(15) The Pains of Being Pure at Heart, "The Pains of Being Pure at Heart" (Slumberland)
The Pains of Being Pure at Heart did little to distance themselves from Slumberland's tradition of jangly shoegaze pop tunes about (often unrequited) romantic longing. No need to tweak; by delivering 10 songs this strong, they showed why the tradition was so beloved to begin with.
(14) Future of the Left, "Travels With Myself and Another" (4AD)
Two-thirds of McLusky turned in a fair substitute for that band's fourth album that never was. Over a Pixies-meets-Shellac blitzkrieg, Andy Falkous continues to obnoxiously take down his frenemies (this time, "Rick" gets skewered), make weird puns ("Stand By Your Manatee") and instigate for instigation's sake ("You Need Satan More Than He Needs You").
(13) The Raveonettes, "In and Out of Control" (Vice)
By now, nobody should be surprised to hear these great Danes playing retro bubblegum anthems with Jesus and Mary Chain jangle and club-ready sleekness. But to witness them graduating to greater heights with each subsequent release is as much of a shock as a delight.

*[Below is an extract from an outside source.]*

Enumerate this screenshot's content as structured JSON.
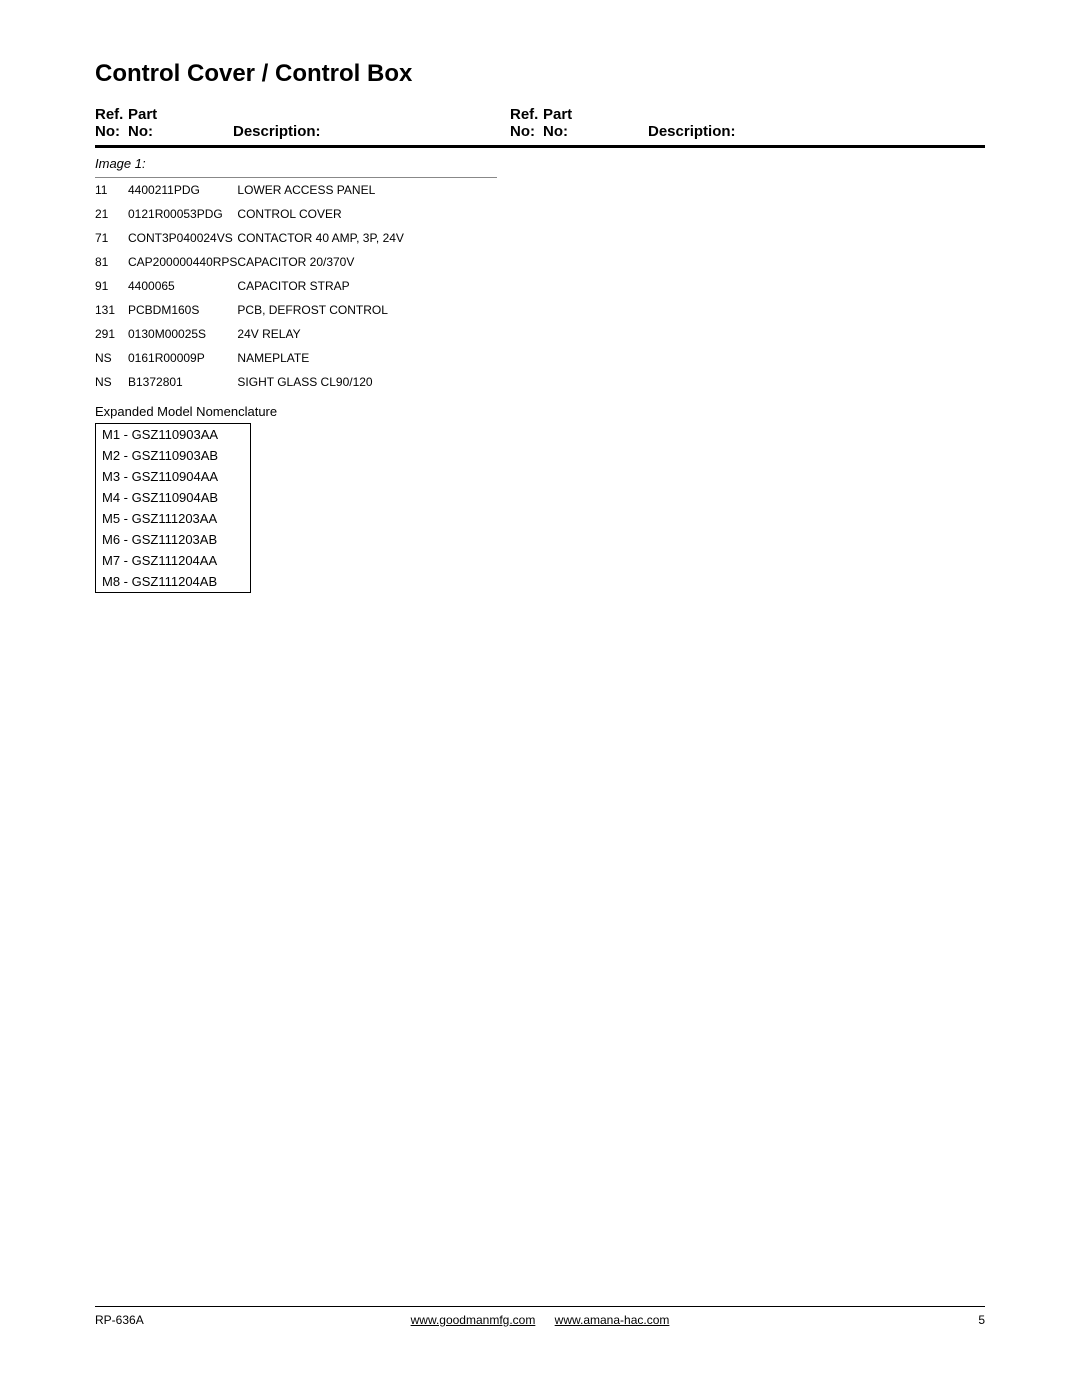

(12) Neon Indian, "Psychic Chasms" (Lefse)
I didn't buy into this whole "chillwave" craze until long after summer's last gasps of warmth had dissipated, but when I finally dove into Neon Indian's drug-polluted oceans, "Psychic Chasms" seemed like a lovely portal back to those lazier, more comfortable months.
(11) Grizzly Bear, "Veckatimest" (Warp)
Veckatimest drags in the middle, making it one of the year's slight letdowns. But its peaks are among prim-and-proper pop's greatest heights. "Two Weeks" and "Cheerleader" are the musical equivalent of smoking-hot debutantes, while tracks like "Southern Point" and "While You Wait For the Others" hit pretty hard coming from a band known for its exquisite politeness.